Extremismus hinter Gittern Neonazis knüpfen neue Netzwerke in Gefängnissen

Getarnt als harmlose Hilfsorganisation: Mehrere inhaftierte Rechtsextremisten haben versucht, ein bundesweites Netzwerk aufzubauen. Dabei gibt es skurrile Verwicklungen mit dem NSU und einen seltsamen Bezug zu Paulchen Panther.

Von Tanjev Schultz

Die Sicherheitsbehörden sind alarmiert wegen der Umtriebe von Neonazis in deutschen Gefängnissen. Offenbar haben mehrere Rechtsextremisten versucht, aus hessischen Justizvollzugsanstalten heraus ein bundesweites Netzwerk aufzubauen und eine nach Außen hin zunächst harmlos wirkende Hilfsorganisation für Gefangene zu gründen. Sie sollen sich zudem bemüht haben, Kontakt mit dem Umfeld der Terrorgruppe "Nationalsozialistischer Untergrund" (NSU) aufzunehmen.

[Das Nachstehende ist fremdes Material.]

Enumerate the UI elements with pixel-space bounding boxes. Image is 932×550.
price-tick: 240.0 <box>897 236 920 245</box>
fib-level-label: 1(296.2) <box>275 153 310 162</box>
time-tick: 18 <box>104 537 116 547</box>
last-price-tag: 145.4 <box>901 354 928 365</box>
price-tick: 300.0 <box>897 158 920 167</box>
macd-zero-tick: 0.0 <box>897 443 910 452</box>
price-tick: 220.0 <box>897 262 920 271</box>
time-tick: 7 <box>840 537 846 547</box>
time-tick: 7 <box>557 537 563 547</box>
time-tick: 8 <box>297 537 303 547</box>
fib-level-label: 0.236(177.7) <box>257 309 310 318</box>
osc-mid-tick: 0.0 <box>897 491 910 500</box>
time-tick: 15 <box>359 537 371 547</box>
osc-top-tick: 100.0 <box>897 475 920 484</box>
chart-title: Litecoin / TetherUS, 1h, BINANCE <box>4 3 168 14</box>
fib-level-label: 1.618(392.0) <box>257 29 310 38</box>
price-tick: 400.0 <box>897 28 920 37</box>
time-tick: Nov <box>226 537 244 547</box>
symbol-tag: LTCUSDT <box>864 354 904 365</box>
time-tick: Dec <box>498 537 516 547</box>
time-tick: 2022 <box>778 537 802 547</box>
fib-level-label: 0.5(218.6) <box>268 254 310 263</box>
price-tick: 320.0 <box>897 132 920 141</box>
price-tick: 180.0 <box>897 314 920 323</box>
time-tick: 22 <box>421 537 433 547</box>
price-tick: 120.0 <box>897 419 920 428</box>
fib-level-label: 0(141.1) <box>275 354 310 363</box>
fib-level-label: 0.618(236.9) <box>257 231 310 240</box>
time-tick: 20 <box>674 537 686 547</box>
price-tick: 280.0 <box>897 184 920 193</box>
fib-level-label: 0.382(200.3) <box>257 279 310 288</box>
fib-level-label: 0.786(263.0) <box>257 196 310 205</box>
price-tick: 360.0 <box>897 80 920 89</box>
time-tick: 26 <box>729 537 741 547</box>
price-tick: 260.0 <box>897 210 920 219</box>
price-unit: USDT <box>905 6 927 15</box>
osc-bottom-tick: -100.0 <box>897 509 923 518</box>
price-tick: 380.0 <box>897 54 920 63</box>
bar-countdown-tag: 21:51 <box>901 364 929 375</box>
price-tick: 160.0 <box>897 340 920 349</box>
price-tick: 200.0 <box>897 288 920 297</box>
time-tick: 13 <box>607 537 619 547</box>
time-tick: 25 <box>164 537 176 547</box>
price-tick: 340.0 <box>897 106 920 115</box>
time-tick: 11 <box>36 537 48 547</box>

Hafträume wurden durchsucht und Beweismaterial sichergestellt, verdächtige Gefangene sind verlegt und voneinander getrennt worden. In Hessen befasst sich eine Arbeitsgruppe mit den Vorfällen. Ihr gehören Vertreter der Justiz, des Landeskriminalamts (LKA) und des Verfassungsschutzes an. Hessens Justizminister Jörg-Uwe Hahn (FDP) will demnächst mit seinen Amtskollegen aus den anderen Bundesländern über die Vorfälle sprechen.

In Hessen wurden die Kontrollen bei Gefangenen verschärft. Vollzugsbeamte sollen stärker fortgebildet werden, um rechtsextremistische Umtriebe schnell unterbinden zu können. Es heißt, im Vollzug würden viele Rechtsextremisten zunächst angepasst auftreten und wenig Probleme bereiten. Ihre konspirative Arbeit sei nicht leicht zu erkennen.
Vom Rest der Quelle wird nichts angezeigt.